Some people felt disappointed and angry when the exams were cancelled and the schools were closed. I was in fifth year, about to sit my Highers. I had submitted all my portfolio work – science assignments, English essays, musical compositions. Everything was done, dusted and ticked off the list.

And then everything stopped.

After the initial shock, I was not sad about losing out on the chance to sit exams (no-one’s favourite thing to do at the best of times) but I cannot imagine how all the sixth years felt when their celebrations were cancelled. What a way to finish your schooldays.

I hope they managed not to concentrate on the horrible circumstances and the sad way this school year ended, and instead remember the great times they had.

Read more: Three quarters of Scotland's disadvantaged children unable to do any lockdown schoolwork

You might never need to recall all the information you learn for an exam, but friendship will never go to waste.

I enjoy school as I love to learn new things and I really have missed that. But school is about more than what happens in the classrooms.

Teachers are there to teach us but they also guide and nurture us. During lockdown, some provided even more than that, especially for vulnerable pupils who miss the structure school provides.

School is a combination of lots of other things – the jokes you share with your friends, the deep - probably ultimately pointless - discussions you have over lunch, the chance to meet friends at after-school clubs, trips to interesting places.

To have been without all of this for the last few months has been very difficult.

My school life is busy. (Just ask my parents, who spend a lot of time acting as my taxi service.) I love extracurricular clubs, being part of the school’s concert band. I love that rehearsal once a week, creating music with my friends. All that disappeared too, and we all miss that interaction.

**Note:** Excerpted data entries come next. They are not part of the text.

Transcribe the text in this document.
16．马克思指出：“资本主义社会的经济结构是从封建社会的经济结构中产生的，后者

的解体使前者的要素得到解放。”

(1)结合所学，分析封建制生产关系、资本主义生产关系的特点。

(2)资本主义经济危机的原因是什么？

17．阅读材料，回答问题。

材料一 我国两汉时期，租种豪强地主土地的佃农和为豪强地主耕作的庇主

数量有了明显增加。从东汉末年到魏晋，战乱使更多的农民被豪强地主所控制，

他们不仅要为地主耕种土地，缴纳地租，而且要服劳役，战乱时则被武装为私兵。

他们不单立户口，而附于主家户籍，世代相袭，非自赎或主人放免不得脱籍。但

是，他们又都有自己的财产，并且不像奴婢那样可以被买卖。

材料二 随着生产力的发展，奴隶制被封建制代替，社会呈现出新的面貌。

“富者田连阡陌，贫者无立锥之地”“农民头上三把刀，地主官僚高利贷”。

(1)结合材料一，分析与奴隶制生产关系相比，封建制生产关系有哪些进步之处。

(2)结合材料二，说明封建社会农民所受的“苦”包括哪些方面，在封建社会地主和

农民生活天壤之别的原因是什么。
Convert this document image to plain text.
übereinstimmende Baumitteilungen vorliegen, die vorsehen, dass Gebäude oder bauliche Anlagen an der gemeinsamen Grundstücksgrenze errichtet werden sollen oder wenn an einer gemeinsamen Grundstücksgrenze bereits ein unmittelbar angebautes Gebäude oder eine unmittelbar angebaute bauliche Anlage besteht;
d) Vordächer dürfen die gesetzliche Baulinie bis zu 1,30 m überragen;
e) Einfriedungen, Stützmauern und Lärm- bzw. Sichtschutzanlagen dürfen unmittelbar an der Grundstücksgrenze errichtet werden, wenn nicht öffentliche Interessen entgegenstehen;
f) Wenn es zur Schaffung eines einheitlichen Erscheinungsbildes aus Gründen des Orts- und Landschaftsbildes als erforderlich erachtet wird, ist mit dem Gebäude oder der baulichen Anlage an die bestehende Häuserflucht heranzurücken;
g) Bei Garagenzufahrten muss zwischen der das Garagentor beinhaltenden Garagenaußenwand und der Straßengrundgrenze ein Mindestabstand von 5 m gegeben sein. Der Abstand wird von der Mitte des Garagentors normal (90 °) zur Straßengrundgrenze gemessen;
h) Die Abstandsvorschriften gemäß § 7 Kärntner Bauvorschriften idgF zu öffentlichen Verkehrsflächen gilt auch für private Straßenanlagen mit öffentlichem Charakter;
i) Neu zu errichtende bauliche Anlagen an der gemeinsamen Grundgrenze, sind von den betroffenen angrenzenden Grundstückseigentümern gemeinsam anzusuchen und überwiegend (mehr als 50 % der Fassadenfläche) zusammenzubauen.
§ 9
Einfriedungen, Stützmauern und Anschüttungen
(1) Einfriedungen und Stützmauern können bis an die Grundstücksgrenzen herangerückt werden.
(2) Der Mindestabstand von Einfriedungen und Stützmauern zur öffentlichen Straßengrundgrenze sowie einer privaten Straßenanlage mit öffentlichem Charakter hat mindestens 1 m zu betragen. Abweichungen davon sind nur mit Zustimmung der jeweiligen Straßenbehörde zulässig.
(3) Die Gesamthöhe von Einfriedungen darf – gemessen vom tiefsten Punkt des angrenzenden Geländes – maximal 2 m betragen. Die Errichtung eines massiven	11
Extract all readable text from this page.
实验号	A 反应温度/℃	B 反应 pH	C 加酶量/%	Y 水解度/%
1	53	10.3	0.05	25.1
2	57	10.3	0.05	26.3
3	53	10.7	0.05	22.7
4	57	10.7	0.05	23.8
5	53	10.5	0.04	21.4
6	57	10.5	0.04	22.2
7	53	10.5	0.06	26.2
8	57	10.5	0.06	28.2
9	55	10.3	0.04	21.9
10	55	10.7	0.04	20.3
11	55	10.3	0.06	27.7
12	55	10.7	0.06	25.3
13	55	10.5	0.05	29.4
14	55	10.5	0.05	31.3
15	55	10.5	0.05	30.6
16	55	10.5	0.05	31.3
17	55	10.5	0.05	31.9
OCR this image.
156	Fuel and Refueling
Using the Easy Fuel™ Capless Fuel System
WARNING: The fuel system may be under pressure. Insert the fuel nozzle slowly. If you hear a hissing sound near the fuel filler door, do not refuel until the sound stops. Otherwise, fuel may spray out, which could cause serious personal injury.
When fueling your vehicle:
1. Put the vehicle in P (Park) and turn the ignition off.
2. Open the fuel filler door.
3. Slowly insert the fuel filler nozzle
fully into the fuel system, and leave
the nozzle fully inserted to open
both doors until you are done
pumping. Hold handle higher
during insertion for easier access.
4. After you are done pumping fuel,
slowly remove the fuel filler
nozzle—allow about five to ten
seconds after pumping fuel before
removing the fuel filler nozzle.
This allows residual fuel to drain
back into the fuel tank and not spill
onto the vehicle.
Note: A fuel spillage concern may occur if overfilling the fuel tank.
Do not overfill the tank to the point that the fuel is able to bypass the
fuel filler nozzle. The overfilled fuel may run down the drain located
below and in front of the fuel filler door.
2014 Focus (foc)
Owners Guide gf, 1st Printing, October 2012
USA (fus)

I hope that school life will return to ‘normal’ but what if it doesn’t?

Obviously, not everything will be the same. Some things, like adhering to social distancing where possible and washing our hands more often, will have to change. It will feel strange at first, not being able to do some of the things we used to do, like hug our friends or shake hands.

So pupils and teachers will have to work together. Communication is the most important thing. From the very first day, there will be new rules and new guidelines so it is important that we know what those are. There should be no ambiguity because that is where problems might arise.

Everyone will adjust to school life differently. There will be pupils ready to jump back in immediately, but some will need more time. Many young people will have experienced difficult and even traumatic situations during lockdown. We all need to be mindful of each other and respect the choices that people make.

None of us are expecting to go back to the schools we knew in March. We know there are lots of challenges ahead. But if pupils and teachers work together, we can rebuild our successful school communities in the aftermath of this pandemic.

Archie Wallace is a sixth year pupil at Duncanrig Secondary School in East Kilbride.